1789 Paris - French Revolution - Removal of the King and monarchs, creation of
the Republic.
1956 Budapest - Hungarian Revolution - revolt against communism, attempt to
escape communist party.

On Revolution - the idea of what the treasure is; the minimum requirement of
revolution is the change of government and its leadership.
Revolution creates new freedom. To release yourself from old ways.
In the PH, in 1986-1987 - there were no clear laws in the Philippines. (This is the
gap)
Gap - you are not tied to the past and don’t know what will happen in the future. In
that gap, you can create something new.
Revolution creates a treasure in which everyone can participate in creating
something new - this is public freedom (everyone in the public is creating
something new).
Over time, these changes can cause freedom to become lost.
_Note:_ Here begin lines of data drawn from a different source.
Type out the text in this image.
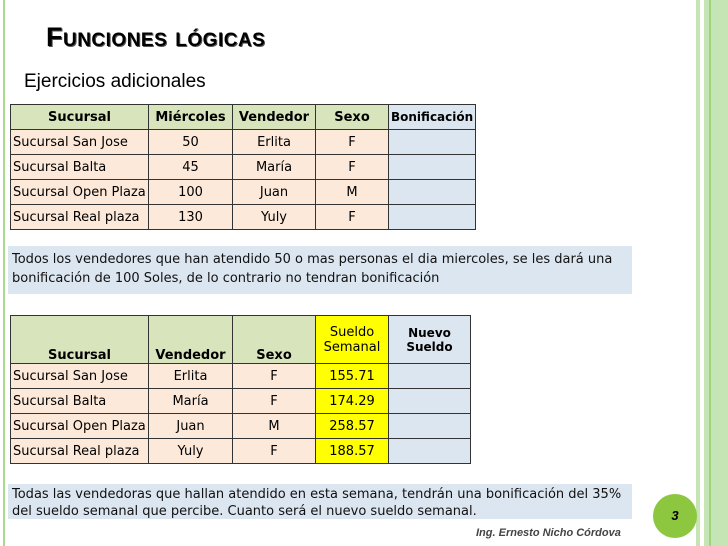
Funciones lógicas
Ejercicios adicionales
Sucursal	Miércoles	Vendedor	Sexo	Bonificación
Sucursal San Jose	50	Erlita	F	
Sucursal Balta	45	María	F	
Sucursal Open Plaza	100	Juan	M	
Sucursal Real plaza	130	Yuly	F	
Todos los vendedores que han atendido 50 o mas personas el dia miercoles, se les dará una bonificación de 100 Soles, de lo contrario no tendran bonificación
Sucursal	Vendedor	Sexo	Sueldo Semanal	Nuevo Sueldo
Sucursal San Jose	Erlita	F	155.71	
Sucursal Balta	María	F	174.29	
Sucursal Open Plaza	Juan	M	258.57	
Sucursal Real plaza	Yuly	F	188.57	
Todas las vendedoras que hallan atendido en esta semana, tendrán una bonificación del 35% del sueldo semanal que percibe. Cuanto será el nuevo sueldo semanal.	3
Ing. Ernesto Nicho Córdova
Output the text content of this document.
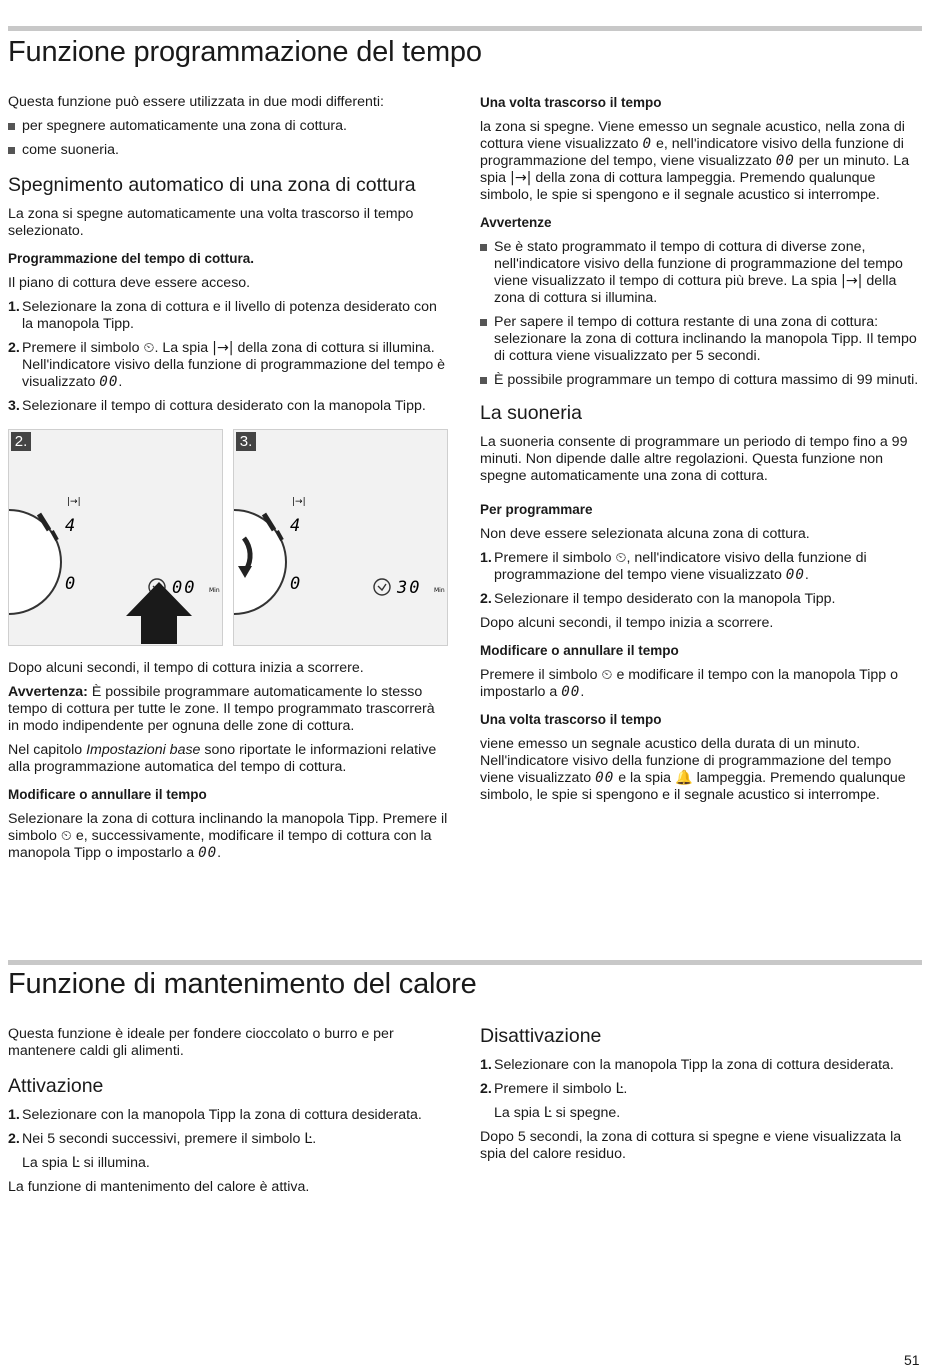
Funzione programmazione del tempo

Questa funzione può essere utilizzata in due modi differenti:

per spegnere automaticamente una zona di cottura.
come suoneria.
Spegnimento automatico di una zona di cottura

La zona si spegne automaticamente una volta trascorso il tempo selezionato.

Programmazione del tempo di cottura.

Il piano di cottura deve essere acceso.

1. Selezionare la zona di cottura e il livello di potenza desiderato con la manopola Tipp.
2. Premere il simbolo ⏲. La spia |→| della zona di cottura si illumina. Nell'indicatore visivo della funzione di programmazione del tempo è visualizzato 00.
3. Selezionare il tempo di cottura desiderato con la manopola Tipp.
4
|→|
0	00 Min
2.
4
|→|
0	30 Min
3.

Dopo alcuni secondi, il tempo di cottura inizia a scorrere.

Avvertenza: È possibile programmare automaticamente lo stesso tempo di cottura per tutte le zone. Il tempo programmato trascorrerà in modo indipendente per ognuna delle zone di cottura.

Nel capitolo Impostazioni base sono riportate le informazioni relative alla programmazione automatica del tempo di cottura.

Modificare o annullare il tempo

Selezionare la zona di cottura inclinando la manopola Tipp. Premere il simbolo ⏲ e, successivamente, modificare il tempo di cottura con la manopola Tipp o impostarlo a 00.

Una volta trascorso il tempo

la zona si spegne. Viene emesso un segnale acustico, nella zona di cottura viene visualizzato 0 e, nell'indicatore visivo della funzione di programmazione del tempo, viene visualizzato 00 per un minuto. La spia |→| della zona di cottura lampeggia. Premendo qualunque simbolo, le spie si spengono e il segnale acustico si interrompe.

Avvertenze
Se è stato programmato il tempo di cottura di diverse zone, nell'indicatore visivo della funzione di programmazione del tempo viene visualizzato il tempo di cottura più breve. La spia |→| della zona di cottura si illumina.
Per sapere il tempo di cottura restante di una zona di cottura: selezionare la zona di cottura inclinando la manopola Tipp. Il tempo di cottura viene visualizzato per 5 secondi.
È possibile programmare un tempo di cottura massimo di 99 minuti.
La suoneria

La suoneria consente di programmare un periodo di tempo fino a 99 minuti. Non dipende dalle altre regolazioni. Questa funzione non spegne automaticamente una zona di cottura.

Per programmare

Non deve essere selezionata alcuna zona di cottura.

1. Premere il simbolo ⏲, nell'indicatore visivo della funzione di programmazione del tempo viene visualizzato 00.
2. Selezionare il tempo desiderato con la manopola Tipp.

Dopo alcuni secondi, il tempo inizia a scorrere.

Modificare o annullare il tempo

Premere il simbolo ⏲ e modificare il tempo con la manopola Tipp o impostarlo a 00.

Una volta trascorso il tempo

viene emesso un segnale acustico della durata di un minuto. Nell'indicatore visivo della funzione di programmazione del tempo viene visualizzato 00 e la spia 🔔 lampeggia. Premendo qualunque simbolo, le spie si spengono e il segnale acustico si interrompe.

Funzione di mantenimento del calore

Questa funzione è ideale per fondere cioccolato o burro e per mantenere caldi gli alimenti.

Attivazione
1. Selezionare con la manopola Tipp la zona di cottura desiderata.
2. Nei 5 secondi successivi, premere il simbolo Ŀ.

La spia Ŀ si illumina.

La funzione di mantenimento del calore è attiva.

Disattivazione
1. Selezionare con la manopola Tipp la zona di cottura desiderata.
2. Premere il simbolo Ŀ.

La spia Ŀ si spegne.

Dopo 5 secondi, la zona di cottura si spegne e viene visualizzata la spia del calore residuo.

51
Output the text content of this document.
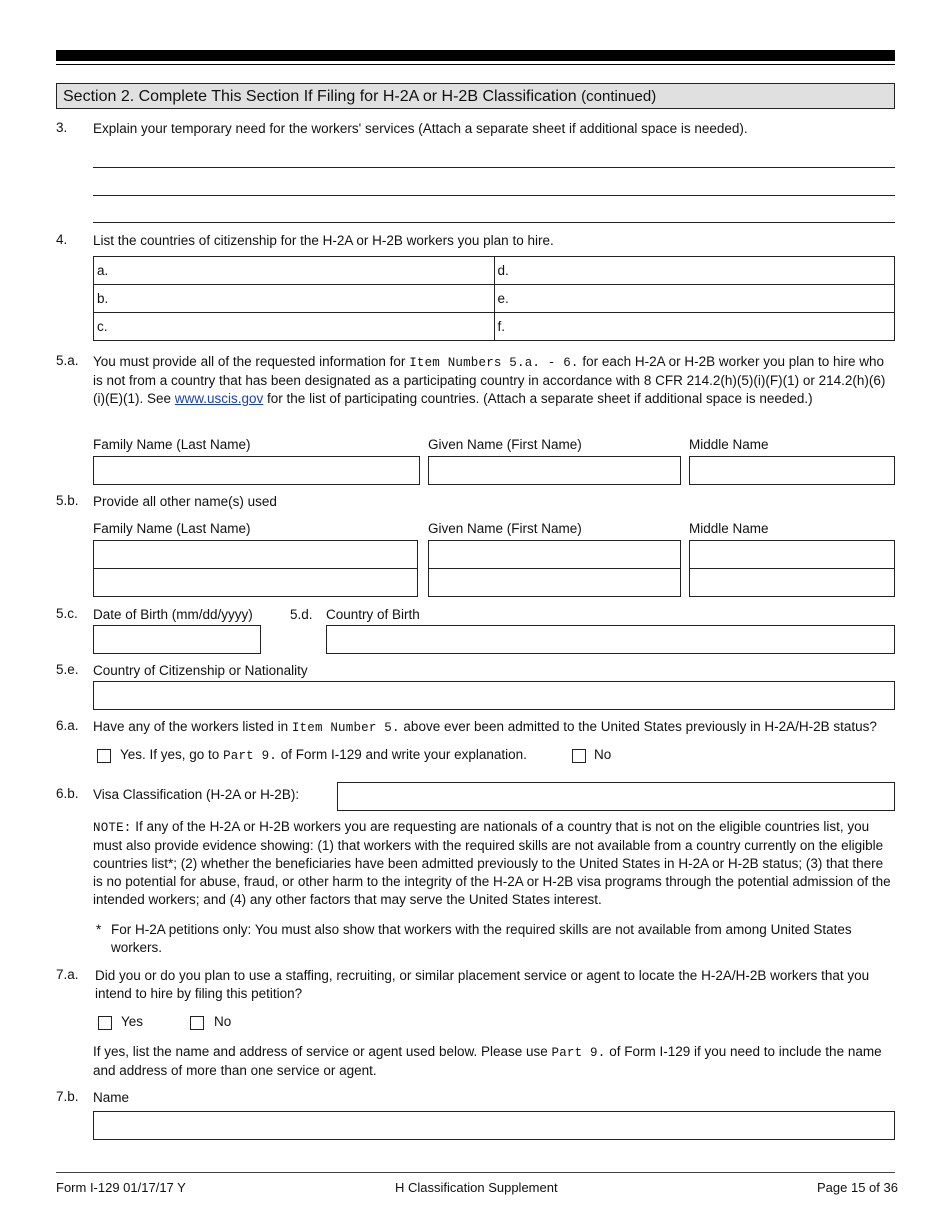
Section 2. Complete This Section If Filing for H-2A or H-2B Classification (continued)
3. Explain your temporary need for the workers' services (Attach a separate sheet if additional space is needed).
4. List the countries of citizenship for the H-2A or H-2B workers you plan to hire.
a.	d.
b.	e.
c.	f.
5.a. You must provide all of the requested information for Item Numbers 5.a. - 6. for each H-2A or H-2B worker you plan to hire who is not from a country that has been designated as a participating country in accordance with 8 CFR 214.2(h)(5)(i)(F)(1) or 214.2(h)(6)(i)(E)(1). See www.uscis.gov for the list of participating countries. (Attach a separate sheet if additional space is needed.)
Family Name (Last Name)	Given Name (First Name)	Middle Name
5.b. Provide all other name(s) used
Family Name (Last Name)	Given Name (First Name)	Middle Name
5.c. Date of Birth (mm/dd/yyyy)	5.d. Country of Birth
5.e. Country of Citizenship or Nationality
6.a. Have any of the workers listed in Item Number 5. above ever been admitted to the United States previously in H-2A/H-2B status?
Yes. If yes, go to Part 9. of Form I-129 and write your explanation.	No
6.b. Visa Classification (H-2A or H-2B):
NOTE: If any of the H-2A or H-2B workers you are requesting are nationals of a country that is not on the eligible countries list, you must also provide evidence showing: (1) that workers with the required skills are not available from a country currently on the eligible countries list*; (2) whether the beneficiaries have been admitted previously to the United States in H-2A or H-2B status; (3) that there is no potential for abuse, fraud, or other harm to the integrity of the H-2A or H-2B visa programs through the potential admission of the intended workers; and (4) any other factors that may serve the United States interest.
* For H-2A petitions only: You must also show that workers with the required skills are not available from among United States workers.
7.a. Did you or do you plan to use a staffing, recruiting, or similar placement service or agent to locate the H-2A/H-2B workers that you intend to hire by filing this petition?
Yes	No
If yes, list the name and address of service or agent used below. Please use Part 9. of Form I-129 if you need to include the name and address of more than one service or agent.
7.b. Name
Form I-129 01/17/17 Y	H Classification Supplement	Page 15 of 36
We do have to
create somehow a common world that stabilizes that pure natality - that is the
function of the constitution. Constitution behaves like monuments for Ancient
Greece - to immortalize the image. The principles are embodied.
The question: How do we find the negotiation of the tension and the gap between
the past and the future?

The struggle between past and future, the continuous struggle, is about what I
already know, what I think is right, and what I hope for the future. This is her
thought on what makes action possible, and it is thinking.
In Life of the Mind, she uses the persona of Socrates as the thinker and the
metaphor of the wind. Whenever you think of a concept, Socrates gives another
thought. To think is to allow it to be always shaken and changed. To not be
totalitarian. To think is to have a dialogue; when we have a dialogue with others - I
am consistent and demanding that you believe my thoughts. And after the
dialogue, I dialogue with myself (solitude) - the third image of thinking.

Thinking leads to judgment. Thinking releases you to be able to decide for yourself
how you want to realize your will. It is in that gap that birth (and natality) happens.

Revolution is potentially emancipatory, but not really necessarily.